As I’ve written elsewhere, I love to journal. I’ve been doing so, poorly, since about 1985. As such, it has not been an uncommon thing to receive new journals at Christmas or for birthdays. It’s especially meaningful when my boys buy new journals for me. My younger son, Graeme, bought my last one. It is now full of my life; spillings of poetry, life musings and assorted literary brick-a-brack. I used a bookmark he once made for my wife that, along with his delightful pre-pubescent picture on it also contains the words “I love you Mom!” How could that not be life changing?

What follows is a typical example of what I might write in any given journal, especially a new one. And, as you shall see, there is no small irony in the sharing thereof.

“I wonder how many times I’ve had the experience of pen on paper, the brand new journal? Most notable is that both my sons have purchased new journals for me; Graeme a few years ago and now, this Christmas, mere hours ago, my older son, Calum.
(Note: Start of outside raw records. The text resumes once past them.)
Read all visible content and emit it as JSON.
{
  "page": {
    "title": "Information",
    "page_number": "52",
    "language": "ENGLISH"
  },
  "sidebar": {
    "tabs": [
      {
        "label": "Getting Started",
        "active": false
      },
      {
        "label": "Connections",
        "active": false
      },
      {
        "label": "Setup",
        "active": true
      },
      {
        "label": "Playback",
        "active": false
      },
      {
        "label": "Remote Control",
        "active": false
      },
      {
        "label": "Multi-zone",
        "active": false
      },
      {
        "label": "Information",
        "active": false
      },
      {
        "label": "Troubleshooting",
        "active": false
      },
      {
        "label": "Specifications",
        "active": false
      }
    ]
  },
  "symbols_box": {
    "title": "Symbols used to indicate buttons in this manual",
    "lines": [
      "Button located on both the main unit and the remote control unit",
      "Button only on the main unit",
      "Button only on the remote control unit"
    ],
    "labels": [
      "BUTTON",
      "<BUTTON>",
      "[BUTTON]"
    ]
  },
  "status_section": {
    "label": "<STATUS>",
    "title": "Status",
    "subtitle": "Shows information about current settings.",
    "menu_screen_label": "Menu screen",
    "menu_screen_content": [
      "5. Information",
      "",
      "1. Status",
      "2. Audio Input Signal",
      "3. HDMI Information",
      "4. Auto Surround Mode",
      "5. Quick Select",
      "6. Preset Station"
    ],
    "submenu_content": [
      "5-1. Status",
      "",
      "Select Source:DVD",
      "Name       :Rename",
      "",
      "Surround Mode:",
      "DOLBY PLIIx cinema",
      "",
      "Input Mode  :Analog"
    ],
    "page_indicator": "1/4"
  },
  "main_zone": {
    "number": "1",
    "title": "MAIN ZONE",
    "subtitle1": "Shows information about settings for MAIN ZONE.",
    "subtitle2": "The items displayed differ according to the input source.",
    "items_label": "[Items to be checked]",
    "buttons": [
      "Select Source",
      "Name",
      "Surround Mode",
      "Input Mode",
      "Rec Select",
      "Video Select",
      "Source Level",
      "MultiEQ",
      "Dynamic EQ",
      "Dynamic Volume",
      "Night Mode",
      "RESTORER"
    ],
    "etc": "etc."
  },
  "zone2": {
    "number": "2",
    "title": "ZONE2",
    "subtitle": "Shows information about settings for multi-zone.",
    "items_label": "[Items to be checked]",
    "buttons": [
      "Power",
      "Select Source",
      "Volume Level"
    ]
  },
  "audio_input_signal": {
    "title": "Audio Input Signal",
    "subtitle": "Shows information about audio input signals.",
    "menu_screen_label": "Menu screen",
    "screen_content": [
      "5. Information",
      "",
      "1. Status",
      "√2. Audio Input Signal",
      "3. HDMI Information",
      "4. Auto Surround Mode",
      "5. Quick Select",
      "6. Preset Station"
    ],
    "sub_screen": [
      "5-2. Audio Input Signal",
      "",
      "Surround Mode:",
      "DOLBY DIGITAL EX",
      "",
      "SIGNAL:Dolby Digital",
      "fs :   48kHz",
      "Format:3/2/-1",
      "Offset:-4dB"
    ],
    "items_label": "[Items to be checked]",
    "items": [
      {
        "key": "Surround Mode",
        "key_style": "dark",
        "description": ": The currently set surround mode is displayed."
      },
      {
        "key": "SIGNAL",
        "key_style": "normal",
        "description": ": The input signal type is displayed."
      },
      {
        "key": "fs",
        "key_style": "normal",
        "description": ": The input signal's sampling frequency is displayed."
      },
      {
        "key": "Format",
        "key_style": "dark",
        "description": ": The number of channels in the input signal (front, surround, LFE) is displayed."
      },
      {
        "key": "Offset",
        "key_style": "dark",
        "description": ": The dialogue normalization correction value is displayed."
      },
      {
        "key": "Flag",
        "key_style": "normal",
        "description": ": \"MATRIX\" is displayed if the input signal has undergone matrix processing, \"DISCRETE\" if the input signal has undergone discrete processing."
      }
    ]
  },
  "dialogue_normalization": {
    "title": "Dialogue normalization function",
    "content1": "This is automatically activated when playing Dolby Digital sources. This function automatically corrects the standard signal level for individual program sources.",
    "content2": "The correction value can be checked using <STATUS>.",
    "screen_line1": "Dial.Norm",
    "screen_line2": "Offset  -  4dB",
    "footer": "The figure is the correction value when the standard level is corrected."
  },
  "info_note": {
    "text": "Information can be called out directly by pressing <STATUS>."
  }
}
It is beautiful, leather bound and handmade in India (I guess, in the interest of appreciation for the thoughtfulness of my son, I’ll temporarily suspend my moral suspicion as to who may have constructed it!).

My spotty, irregular journalling discipline would be a poor picture indeed of how deeply meaningful it is for me. Yet, in spite of that fact I know so little about the art of creative chronicling one’s life journey. The greatest benefit of journalling is also its greatest challenge: slowing down long enough to consider, carefully and lovingly, one’s pilgrimage with God and others. It is one thing to write about life events. It is quite another to probe and record one’s thoughts assiduously, faithfully, prayerfully.

Even blogging, something else I enjoy immensely, is fast-paced by comparison, hampered only by the pace of my not inconsiderable typing skills. The sheer number of available words per minute on computer may in fact be counter-intuitive to the deeper interiority asked of me in writing out those same words.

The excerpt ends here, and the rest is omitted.